Roberts joined the minority in dissenting from the court's sweeping rejection of all life sentences in non-homicide cases where teenage defendants are effectively "manned up" as adults.

Kennedy, writing for the majority, stated, "It is fair to say that a national consensus has developed against (life sentences for non-lethal teen offenders)."

But McCollum and other critics of Monday's decision say the court has set up a contradiction in its reading of the Eighth Amendment's prohibition against "cruel and unusual" punishment.
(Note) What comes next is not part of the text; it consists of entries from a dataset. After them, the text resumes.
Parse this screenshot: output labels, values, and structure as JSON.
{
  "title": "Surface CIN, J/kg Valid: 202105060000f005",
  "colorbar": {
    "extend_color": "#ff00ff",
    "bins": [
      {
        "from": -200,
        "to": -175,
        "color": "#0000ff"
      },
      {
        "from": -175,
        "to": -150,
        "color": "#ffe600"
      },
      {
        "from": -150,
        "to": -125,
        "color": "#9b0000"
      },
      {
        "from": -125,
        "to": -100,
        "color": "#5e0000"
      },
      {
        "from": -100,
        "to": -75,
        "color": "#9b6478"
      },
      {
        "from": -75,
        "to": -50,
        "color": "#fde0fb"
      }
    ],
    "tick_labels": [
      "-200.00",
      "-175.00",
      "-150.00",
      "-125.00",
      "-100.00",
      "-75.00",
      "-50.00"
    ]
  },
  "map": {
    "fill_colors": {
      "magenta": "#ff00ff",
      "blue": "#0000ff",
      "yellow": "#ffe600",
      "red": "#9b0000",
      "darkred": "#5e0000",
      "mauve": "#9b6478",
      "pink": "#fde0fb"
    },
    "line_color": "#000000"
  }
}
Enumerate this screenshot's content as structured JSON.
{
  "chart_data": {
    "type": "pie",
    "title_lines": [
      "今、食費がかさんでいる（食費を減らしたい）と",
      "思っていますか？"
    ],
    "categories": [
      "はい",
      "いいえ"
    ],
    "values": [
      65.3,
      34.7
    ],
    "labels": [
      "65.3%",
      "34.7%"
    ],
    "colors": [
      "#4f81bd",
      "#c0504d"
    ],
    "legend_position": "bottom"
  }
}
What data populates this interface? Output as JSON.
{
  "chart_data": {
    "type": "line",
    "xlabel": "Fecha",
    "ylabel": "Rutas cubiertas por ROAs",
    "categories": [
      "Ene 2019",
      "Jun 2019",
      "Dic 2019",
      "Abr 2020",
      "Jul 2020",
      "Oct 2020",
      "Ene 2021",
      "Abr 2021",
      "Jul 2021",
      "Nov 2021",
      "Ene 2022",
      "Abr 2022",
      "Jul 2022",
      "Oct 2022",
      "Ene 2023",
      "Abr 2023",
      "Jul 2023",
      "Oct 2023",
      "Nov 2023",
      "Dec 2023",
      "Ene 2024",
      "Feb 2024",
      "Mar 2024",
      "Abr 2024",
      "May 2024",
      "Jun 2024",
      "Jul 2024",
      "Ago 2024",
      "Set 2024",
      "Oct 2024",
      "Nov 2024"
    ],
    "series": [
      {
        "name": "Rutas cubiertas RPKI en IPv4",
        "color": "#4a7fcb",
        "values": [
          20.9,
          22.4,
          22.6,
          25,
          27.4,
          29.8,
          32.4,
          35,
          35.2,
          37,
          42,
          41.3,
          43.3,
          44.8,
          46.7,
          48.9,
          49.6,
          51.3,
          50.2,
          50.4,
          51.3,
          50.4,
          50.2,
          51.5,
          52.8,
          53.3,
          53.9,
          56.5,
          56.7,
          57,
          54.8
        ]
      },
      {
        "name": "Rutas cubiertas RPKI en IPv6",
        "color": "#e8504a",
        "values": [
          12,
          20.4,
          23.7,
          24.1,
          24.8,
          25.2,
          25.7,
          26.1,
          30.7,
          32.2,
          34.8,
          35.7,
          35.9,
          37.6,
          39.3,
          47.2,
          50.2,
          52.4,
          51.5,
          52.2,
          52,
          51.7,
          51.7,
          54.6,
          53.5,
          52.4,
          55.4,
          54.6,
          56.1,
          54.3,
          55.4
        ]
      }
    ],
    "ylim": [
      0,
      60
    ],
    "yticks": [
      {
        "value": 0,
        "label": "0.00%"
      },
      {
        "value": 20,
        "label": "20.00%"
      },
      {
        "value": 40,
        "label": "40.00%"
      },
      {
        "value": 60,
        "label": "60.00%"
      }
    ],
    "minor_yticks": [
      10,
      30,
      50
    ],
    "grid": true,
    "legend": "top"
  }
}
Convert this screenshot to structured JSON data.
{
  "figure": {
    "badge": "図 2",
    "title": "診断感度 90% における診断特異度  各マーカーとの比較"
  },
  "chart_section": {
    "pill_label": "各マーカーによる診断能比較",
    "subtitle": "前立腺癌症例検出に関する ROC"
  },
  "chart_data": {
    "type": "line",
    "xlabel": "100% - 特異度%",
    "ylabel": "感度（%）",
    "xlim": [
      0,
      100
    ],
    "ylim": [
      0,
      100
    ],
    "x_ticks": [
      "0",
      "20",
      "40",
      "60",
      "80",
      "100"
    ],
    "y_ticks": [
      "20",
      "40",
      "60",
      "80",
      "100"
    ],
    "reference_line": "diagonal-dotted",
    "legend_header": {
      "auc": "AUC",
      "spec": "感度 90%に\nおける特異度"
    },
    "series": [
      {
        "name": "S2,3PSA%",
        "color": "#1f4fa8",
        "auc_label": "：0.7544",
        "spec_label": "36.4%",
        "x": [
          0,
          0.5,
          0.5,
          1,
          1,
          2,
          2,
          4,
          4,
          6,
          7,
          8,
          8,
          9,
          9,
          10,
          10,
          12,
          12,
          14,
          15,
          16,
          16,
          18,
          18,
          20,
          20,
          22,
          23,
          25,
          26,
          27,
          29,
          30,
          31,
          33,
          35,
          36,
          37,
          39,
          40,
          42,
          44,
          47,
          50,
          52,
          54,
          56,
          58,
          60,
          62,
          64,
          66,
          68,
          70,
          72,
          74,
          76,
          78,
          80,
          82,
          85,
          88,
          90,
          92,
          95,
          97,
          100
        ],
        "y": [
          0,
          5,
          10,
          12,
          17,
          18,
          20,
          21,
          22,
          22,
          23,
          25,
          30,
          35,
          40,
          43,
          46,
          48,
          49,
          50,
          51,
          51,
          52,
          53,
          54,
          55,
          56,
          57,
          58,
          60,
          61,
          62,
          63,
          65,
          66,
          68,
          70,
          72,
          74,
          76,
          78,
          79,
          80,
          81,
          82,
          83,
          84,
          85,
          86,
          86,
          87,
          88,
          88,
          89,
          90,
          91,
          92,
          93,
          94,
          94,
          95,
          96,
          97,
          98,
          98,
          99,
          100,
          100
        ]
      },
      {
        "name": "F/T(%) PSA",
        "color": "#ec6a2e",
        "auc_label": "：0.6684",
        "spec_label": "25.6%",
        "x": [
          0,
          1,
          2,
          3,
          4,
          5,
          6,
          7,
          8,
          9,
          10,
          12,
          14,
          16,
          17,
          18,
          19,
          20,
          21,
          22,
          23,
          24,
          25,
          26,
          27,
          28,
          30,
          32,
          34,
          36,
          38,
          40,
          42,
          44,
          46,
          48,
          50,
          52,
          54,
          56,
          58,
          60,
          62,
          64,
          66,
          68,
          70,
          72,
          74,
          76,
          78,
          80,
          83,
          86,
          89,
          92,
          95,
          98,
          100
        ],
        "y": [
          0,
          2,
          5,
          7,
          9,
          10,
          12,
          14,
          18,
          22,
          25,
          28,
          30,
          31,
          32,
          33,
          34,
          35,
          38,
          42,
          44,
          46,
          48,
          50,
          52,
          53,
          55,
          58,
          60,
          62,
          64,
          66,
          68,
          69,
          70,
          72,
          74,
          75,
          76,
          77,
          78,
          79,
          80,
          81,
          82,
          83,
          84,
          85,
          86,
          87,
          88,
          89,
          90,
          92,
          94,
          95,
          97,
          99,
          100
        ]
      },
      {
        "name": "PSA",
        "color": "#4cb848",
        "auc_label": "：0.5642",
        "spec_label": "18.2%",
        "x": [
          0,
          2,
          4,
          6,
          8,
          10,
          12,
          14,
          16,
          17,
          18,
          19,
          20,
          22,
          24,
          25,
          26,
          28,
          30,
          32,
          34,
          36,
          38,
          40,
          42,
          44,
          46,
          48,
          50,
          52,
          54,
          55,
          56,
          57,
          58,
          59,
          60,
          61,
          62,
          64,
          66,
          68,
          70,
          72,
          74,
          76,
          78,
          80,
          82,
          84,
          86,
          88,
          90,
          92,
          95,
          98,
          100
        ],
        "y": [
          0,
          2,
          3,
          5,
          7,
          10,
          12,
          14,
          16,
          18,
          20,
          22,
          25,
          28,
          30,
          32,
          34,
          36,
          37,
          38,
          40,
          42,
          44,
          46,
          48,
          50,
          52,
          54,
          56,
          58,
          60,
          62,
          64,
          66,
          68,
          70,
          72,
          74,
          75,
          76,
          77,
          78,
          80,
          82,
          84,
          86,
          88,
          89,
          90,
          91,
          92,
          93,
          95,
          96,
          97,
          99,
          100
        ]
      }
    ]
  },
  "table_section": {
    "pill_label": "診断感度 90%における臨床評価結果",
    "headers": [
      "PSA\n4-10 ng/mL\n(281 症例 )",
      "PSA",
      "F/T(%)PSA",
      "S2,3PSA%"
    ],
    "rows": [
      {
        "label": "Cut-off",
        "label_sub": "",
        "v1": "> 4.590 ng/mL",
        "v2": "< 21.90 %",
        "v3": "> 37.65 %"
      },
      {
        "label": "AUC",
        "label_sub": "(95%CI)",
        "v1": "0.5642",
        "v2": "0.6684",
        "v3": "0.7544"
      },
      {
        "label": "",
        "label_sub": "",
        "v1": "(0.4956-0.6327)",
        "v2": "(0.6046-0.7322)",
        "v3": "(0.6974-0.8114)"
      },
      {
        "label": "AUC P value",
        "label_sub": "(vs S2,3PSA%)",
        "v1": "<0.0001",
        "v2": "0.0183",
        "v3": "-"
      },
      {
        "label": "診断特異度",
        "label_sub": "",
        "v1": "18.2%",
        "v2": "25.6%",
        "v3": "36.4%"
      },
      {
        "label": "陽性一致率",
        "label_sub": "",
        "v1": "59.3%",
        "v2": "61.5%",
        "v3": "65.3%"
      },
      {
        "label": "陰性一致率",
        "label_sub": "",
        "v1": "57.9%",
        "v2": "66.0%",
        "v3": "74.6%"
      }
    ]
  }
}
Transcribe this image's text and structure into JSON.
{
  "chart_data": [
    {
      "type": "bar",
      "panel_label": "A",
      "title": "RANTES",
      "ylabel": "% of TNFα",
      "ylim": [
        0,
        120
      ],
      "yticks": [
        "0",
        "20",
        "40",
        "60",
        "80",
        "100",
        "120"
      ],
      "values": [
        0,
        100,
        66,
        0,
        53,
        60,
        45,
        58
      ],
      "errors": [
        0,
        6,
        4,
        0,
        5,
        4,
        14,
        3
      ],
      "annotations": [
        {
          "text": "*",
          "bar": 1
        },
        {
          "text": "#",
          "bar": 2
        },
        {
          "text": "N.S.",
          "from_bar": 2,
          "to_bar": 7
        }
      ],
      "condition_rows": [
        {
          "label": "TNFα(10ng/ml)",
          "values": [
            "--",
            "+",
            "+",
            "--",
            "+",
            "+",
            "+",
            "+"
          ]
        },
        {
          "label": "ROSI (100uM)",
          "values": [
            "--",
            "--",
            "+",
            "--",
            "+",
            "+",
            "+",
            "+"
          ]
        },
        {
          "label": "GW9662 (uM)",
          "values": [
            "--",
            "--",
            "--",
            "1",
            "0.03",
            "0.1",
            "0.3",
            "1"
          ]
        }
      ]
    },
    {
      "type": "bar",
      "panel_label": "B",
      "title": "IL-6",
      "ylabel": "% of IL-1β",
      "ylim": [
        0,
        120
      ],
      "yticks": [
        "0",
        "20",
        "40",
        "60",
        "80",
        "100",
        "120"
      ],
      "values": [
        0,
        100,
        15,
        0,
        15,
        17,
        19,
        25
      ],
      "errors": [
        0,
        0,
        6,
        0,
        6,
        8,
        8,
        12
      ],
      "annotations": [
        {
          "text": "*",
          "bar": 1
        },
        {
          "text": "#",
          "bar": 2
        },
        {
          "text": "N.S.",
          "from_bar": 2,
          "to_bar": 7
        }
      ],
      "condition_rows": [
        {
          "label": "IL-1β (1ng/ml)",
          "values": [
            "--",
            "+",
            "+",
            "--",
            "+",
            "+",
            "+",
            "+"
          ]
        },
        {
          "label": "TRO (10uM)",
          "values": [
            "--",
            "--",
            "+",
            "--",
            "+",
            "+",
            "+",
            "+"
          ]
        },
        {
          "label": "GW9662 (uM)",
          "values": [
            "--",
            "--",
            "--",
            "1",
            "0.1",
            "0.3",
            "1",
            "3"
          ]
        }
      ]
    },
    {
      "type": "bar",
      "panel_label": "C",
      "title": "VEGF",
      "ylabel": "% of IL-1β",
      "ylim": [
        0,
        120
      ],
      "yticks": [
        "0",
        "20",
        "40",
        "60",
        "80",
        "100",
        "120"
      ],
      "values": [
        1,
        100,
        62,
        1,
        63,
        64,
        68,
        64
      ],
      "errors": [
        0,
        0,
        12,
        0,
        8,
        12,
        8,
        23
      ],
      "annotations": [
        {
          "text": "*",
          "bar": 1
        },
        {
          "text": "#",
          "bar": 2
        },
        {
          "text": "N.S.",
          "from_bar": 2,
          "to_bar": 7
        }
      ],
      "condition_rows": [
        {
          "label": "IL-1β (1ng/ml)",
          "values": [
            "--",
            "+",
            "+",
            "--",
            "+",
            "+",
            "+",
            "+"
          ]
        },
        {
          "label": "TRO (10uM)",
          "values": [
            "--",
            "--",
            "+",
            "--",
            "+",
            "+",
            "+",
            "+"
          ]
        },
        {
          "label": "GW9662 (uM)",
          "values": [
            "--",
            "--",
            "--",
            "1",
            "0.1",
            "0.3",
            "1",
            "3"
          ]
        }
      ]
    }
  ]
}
McCollum noted that several life sentences have previously been upheld by the court -- even though the crimes were far less severe than those committed by Graham, now 27.

"A constitutional rule that categorically excludes life sentences without parole for violent and potentially lethal offenses is unworkable and raises far more 'line-drawing' questions than it answers," McCollum argued.

"Does a 'non-homicide' offense include violent crimes with dangerous weapons that cause serious injury but not death? Does 'life' mean only those sentences that actually impose 'life' for a single offense, or does it include consecutive sentences for two or more offenses that effectively amount to (or exceed) the actuarial life expectancy of the offender?

"Do states have to reinstitute costly and oftentimes problematic parole systems to assist life-sentenced juveniles in reforming themselves? How effective must parole be? The possibilities are boundless."

Those "boundless possibilities" will be some of the factors the state of Florida will have to consider as it attempts to refashion its juvenile-sentencing laws.

In a 2005 decision, also on a 5-4 vote, the Supreme Court ruled that it was unconstitutional to execute defendants younger than 18.

On Monday, Justices Clarence Thomas, Antonin Scalia and Samuel Alito said the ruling in Graham v. Florida "eviscerated" the court's long-standing distinction between death sentences and other types of sentences.

Robert Sanchez, policy director of the James Madison Institute, said, "What was troubling about the U.S. Supreme Court 5-4 decision wasnt so much the end result: a ruling that a state should not sentence juveniles to life in prison without the possibility of parole unless they had taken a life. Those of us who believe in the power of redemption hold out hope that even the worst among us will change and someday be deserving of another chance at freedom."

Said Sanchez, "Rather, the troubling issue in Justice Anthony Kennedys majority opinion was his reliance once again on his perception of the sentencing trends in various states and in foreign countries. Court opinions should be based on the U.S. Constitution, not on ever-shifting trends in public opinion or the practices in the international community.